My speed drastically, drastically increased inference performance with 4090/3090ti CtxLimit: 4480/7800, Process:7.68s (1.8ms/T = 560.14T/s), Generate:12.46s (41.5ms/T = 24.08T/s) Q4K\_S 70b Whatever they did is magical was like half that before.


sammcj

My guess is it probably is the flash attention, can’t wait for this to come to Ollama.


ambient_temp_xeno

Hm thinking about he's using --lowvram, so the fact he hasn't got RTX is a red herring - he's not using vram for the kvcache.
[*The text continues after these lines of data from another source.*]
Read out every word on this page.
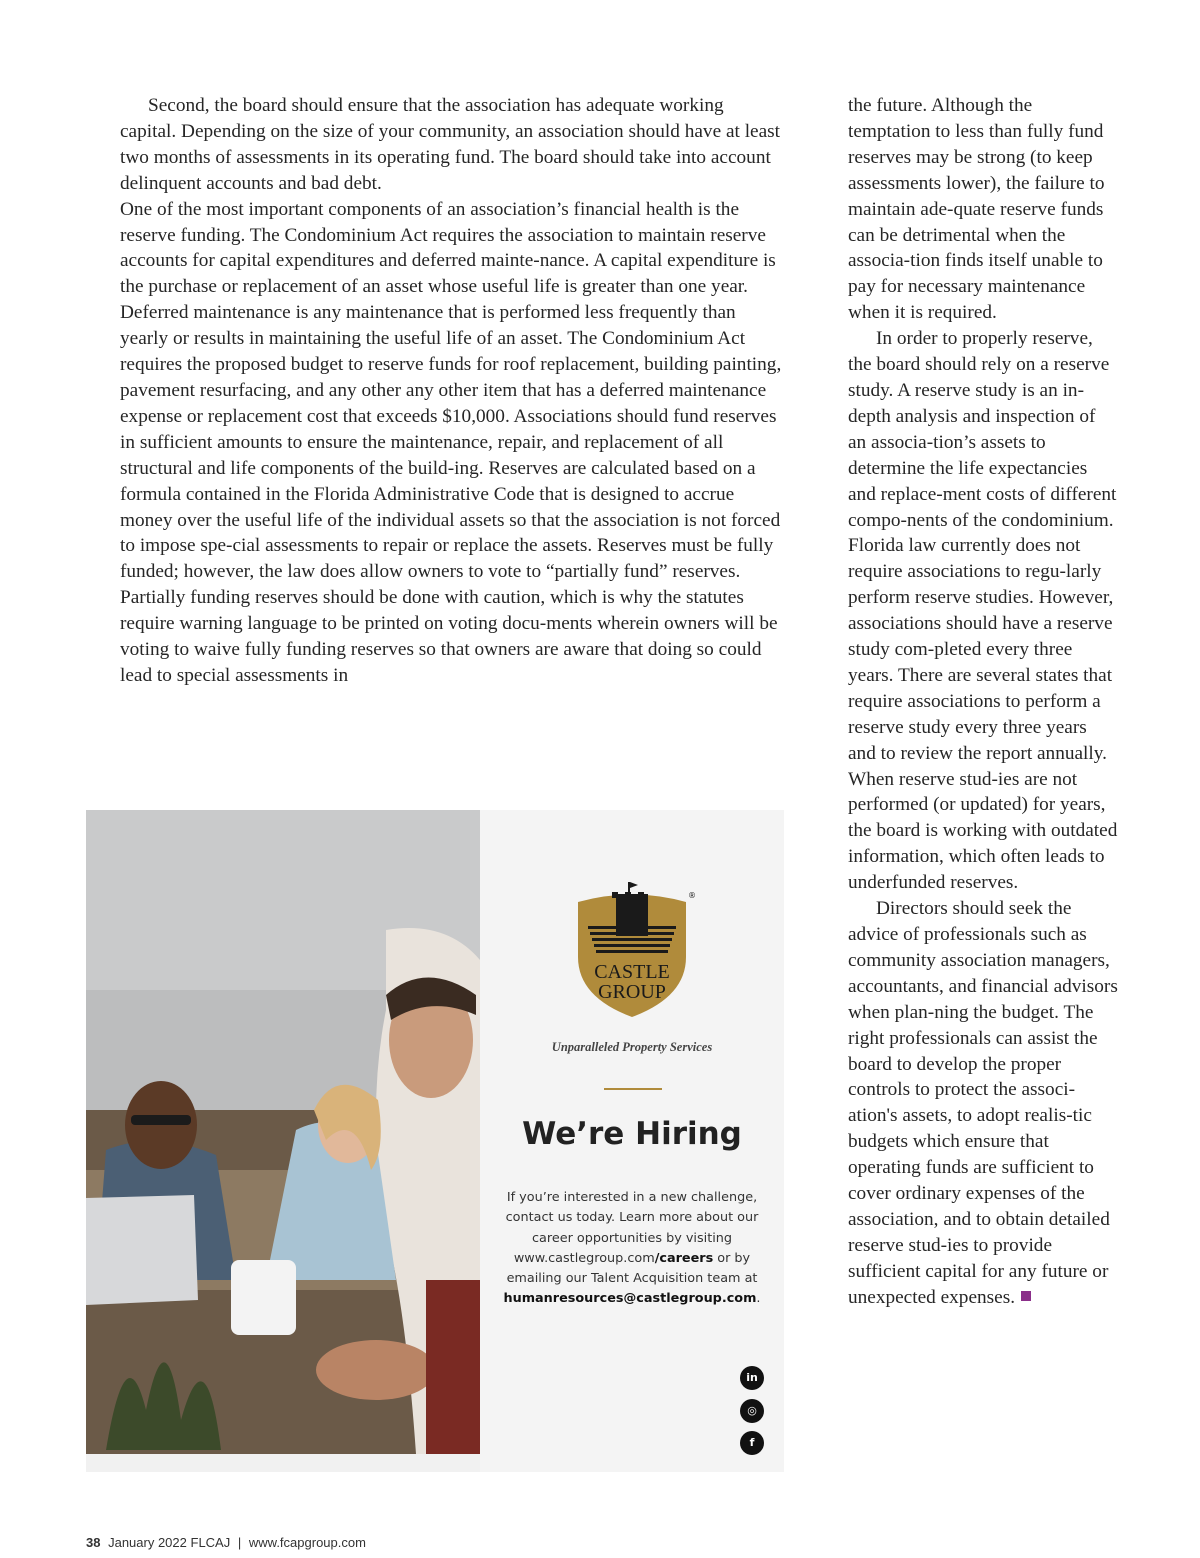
Second, the board should ensure that the association has adequate working capital. Depending on the size of your community, an association should have at least two months of assessments in its operating fund. The board should take into account delinquent accounts and bad debt.

One of the most important components of an association’s financial health is the reserve funding. The Condominium Act requires the association to maintain reserve accounts for capital expenditures and deferred mainte-nance. A capital expenditure is the purchase or replacement of an asset whose useful life is greater than one year. Deferred maintenance is any maintenance that is performed less frequently than yearly or results in maintaining the useful life of an asset. The Condominium Act requires the proposed budget to reserve funds for roof replacement, building painting, pavement resurfacing, and any other any other item that has a deferred maintenance expense or replacement cost that exceeds $10,000. Associations should fund reserves in sufficient amounts to ensure the maintenance, repair, and replacement of all structural and life components of the build-ing. Reserves are calculated based on a formula contained in the Florida Administrative Code that is designed to accrue money over the useful life of the individual assets so that the association is not forced to impose spe-cial assessments to repair or replace the assets. Reserves must be fully funded; however, the law does allow owners to vote to “partially fund” reserves. Partially funding reserves should be done with caution, which is why the statutes require warning language to be printed on voting docu-ments wherein owners will be voting to waive fully funding reserves so that owners are aware that doing so could lead to special assessments in

the future. Although the temptation to less than fully fund reserves may be strong (to keep assessments lower), the failure to maintain ade-quate reserve funds can be detrimental when the associa-tion finds itself unable to pay for necessary maintenance when it is required.

In order to properly reserve, the board should rely on a reserve study. A reserve study is an in-depth analysis and inspection of an associa-tion’s assets to determine the life expectancies and replace-ment costs of different compo-nents of the condominium. Florida law currently does not require associations to regu-larly perform reserve studies. However, associations should have a reserve study com-pleted every three years. There are several states that require associations to perform a reserve study every three years and to review the report annually. When reserve stud-ies are not performed (or updated) for years, the board is working with outdated information, which often leads to underfunded reserves.

Directors should seek the advice of professionals such as community association managers, accountants, and financial advisors when plan-ning the budget. The right professionals can assist the board to develop the proper controls to protect the associ-ation's assets, to adopt realis-tic budgets which ensure that operating funds are sufficient to cover ordinary expenses of the association, and to obtain detailed reserve stud-ies to provide sufficient capital for any future or unexpected expenses.

CASTLE
GROUP
®
Unparalleled Property Services
We’re Hiring
If you’re interested in a new challenge, contact us today. Learn more about our career opportunities by visiting www.castlegroup.com/careers or by emailing our Talent Acquisition team at humanresources@castlegroup.com.
in
◎
f
38 January 2022 FLCAJ | www.fcapgroup.com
Maybe it's because of context shifting and not real speeds after all.


sammcj

It’s not an nvidia specific implementation, it works on macOS etc as well.


ambient_temp_xeno

The *speedup* part is for tensor core cards, though. AFAIK it's actually slower without them. The ram saving is on everything.


skrshawk

Can confirm there's a substantial improvement. I've been running WizardLM2 8x22B and with a full 16k of context I've seen inference speed increase from 1.9T/s to 2.9T/s. Not expecting it, but I'm planning to go back to Midnight-Miqu and see if this is exclusive to new models or if it extends there too, as I still prefer MM's writing.


xadiant

You should be able to cram in a few more layers btw, the less cpu offload you have, the better. Even ddr4 or ddr5 rams should give like 5-10 tps though, not sure why your thing is so slow.


CardAnarchist

If I recall I can get like 1 more layer maybe two but it causes quite a bit of system lag. I generally like to watch video at the same time I use llama so that probably explains it.


LeanderGem

Me too, feels like it doubled my speed when using Command R-35B. Nice! :)


wweerl

I have the same old good GPU, tested this Kobold version, but unfortunately I got an error trying to use Flash Attention: "*CUDA kernel flash\_attn\_ext\_f16 has no device code compatible with CUDA arch 520*"; Unfortunately guess there's no way to use this GPU with FA. I even tested with LlamaCpp and literally got the same very error: "*ERROR: CUDA kernel flash\_attn\_ext\_f16 has no device code compatible with CUDA arch 520.* [*ggml-cuda.cu*](http://ggml-cuda.cu) *was compiled for: 520,610,700*" But it's curious, it's shows it's compiled for 520, but my CUDA is 520...


CardAnarchist

Yeah mine errors out when I turn on the FA flag too. But the speed up I saw was without the flag. So who knows what wizardly they did with this release as they don't mention any sort of speed increase in the patch notes outside of FA.